Sure. I am comparing vaccination vs no vaccination when I make this statement, and yes, getting infected is in most cases worse than getting vaccinated.
To elaborate, the risk of getting vaccinated is that whenever you activate the immune system with a vaccine, there is chance that something bad happens, such as your body creating antibodies that cross-react with antibodies on your own cells, leading to minor, or if you’re very unlucky, severe autoimmune reactions. This has nothing specifically to do with vaccines, just the way the immune system works. Granted you get that same risk when you get infected with a pathogen, albeit probably a bit higher risk with getting infected than vaccinated because the immune responses are stronger when infected and the chances of something going wrong higher. The only way to avoid this risk completely is to avoid both infection and vaccination. Of course that is not possible, but what you can do is estimate how likely you are to get some infection and how serious that infection is and then decide on whether to get a vaccine based on that. If you have very low chances of getting some infection, maybe not getting vaccinated is the better choice. Maybe not. It’s hard to say.
As far as potential long term downsides from getting vaccinated. Every time your immune system encounters an “enemy”, be it from a vaccine or an infection, and it responds appropriately, the body will develop immunity to that enemy. It does this by training memory B-cells and T-cells that recognice the antibodies on the enemy so if you get exposed to it in the future your immune system will respond fast and destroy it before you get significantly ill. This is all good, except that each time your body does this, the new memory cells take up immunological space and leave less left for novel future infections.
Here is an analogy. Imagine you live in a city with 1000 police officers. Whenever some terrorist arrives in the city, eventually some police officer catches him and neutralizes him. And when he does so he remembers what he looks like and also hands 9 other police officers a picture of how the terrorist looks like. Now we have 10 officers that know how this terrorist looks like and they now get orders to only look out for this terrorist. If a new terrorist comes in town, the 10 officers will not notice, because they have been dedicated to recognize this single one and be blind to anyone else. This leaves only 990 officers left to recognize new terrorists. Every time a new terrorist arrives, ten new officers get dedicated to recognize that one and the number of remaining officers decreases. In many years you might end up having 500 officers dedicated to varioius terrorists that have entered the city leaving you with only 500 left to recognize new ones. This makes the police in the city half as efficient at recognizing new terrorists than in the beginning when you had 1000 officers free to recognize new ones because the total space only allows for 1000 officers in the city. The immune system is a bit similar in that there is only room for so many B- and T-cells in the body. Some of them are naive and ready to recognize new pathogens. Every time you get exposed to a pathogen or a vaccine, a number of B- and T-cells gets dedicated to that pathogen and the number of naive B- and T-cells decreases. This is one reason why immunity declines with age and why old people don’t respond as well to vaccines as young people. They don’t have as many police officers that are free to recognize new enemies because so many of them have been dedicated to recognize some old enemy.
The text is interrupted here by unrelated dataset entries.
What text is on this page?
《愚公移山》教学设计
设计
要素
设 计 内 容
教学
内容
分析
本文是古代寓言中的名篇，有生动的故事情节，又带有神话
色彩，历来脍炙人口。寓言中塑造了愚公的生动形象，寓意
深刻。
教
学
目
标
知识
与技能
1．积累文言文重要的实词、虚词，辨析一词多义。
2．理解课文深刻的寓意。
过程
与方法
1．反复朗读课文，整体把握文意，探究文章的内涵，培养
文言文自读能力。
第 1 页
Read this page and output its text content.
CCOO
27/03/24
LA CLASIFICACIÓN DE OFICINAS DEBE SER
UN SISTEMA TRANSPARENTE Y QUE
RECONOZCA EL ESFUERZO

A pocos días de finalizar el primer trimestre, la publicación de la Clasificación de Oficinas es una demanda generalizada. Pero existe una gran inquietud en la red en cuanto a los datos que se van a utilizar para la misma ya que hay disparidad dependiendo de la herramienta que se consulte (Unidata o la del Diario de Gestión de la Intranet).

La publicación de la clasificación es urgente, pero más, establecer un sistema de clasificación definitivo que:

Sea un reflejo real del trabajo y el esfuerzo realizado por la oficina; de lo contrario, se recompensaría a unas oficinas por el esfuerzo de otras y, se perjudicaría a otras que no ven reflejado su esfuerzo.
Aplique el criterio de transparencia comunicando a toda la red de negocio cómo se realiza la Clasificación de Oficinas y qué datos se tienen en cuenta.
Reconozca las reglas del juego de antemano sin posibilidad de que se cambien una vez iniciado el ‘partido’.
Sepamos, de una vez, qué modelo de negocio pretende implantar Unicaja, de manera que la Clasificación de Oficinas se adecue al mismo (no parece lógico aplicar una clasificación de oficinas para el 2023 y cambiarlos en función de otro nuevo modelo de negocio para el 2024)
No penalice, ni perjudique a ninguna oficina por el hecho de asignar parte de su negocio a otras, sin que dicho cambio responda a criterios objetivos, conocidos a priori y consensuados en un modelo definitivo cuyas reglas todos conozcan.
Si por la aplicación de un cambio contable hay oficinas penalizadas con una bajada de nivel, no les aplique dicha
This is how every time you get exposed to vaccines or catch an infection your immune system gets older in at least one aspect, that is, the immunological space decreases. Granted this won’t be a problem for average people until they get quite old and their immunological space gets pretty full, but if you’re thinking about longevity, this may be a factor worth considering. I would think that if someone were to get most of the available vaccines for all kinds of diseases in the course of one year, I bet that his responses to new infections and vaccines would decline significantly reflecting aging of his immune system.
In contrary to this. It’s pretty clear that getting infected with a pathogen is usually far worse than getting vaccinated against that pathogen because when you get infected you usually get a much stronger inflammatory reaction which is harmful for aging. So in a lot of cases if you have good chances of catching something, getting vaccicnated against it is probably a good idea. If on the other hand, the chances of you catching something is very low, then maybe you should weight the options and consider skipping the vaccine.
Just to be clear. I have nothing against vaccines. I’m just pointing out that there is no such thing as free lunch here. Everything has downsides.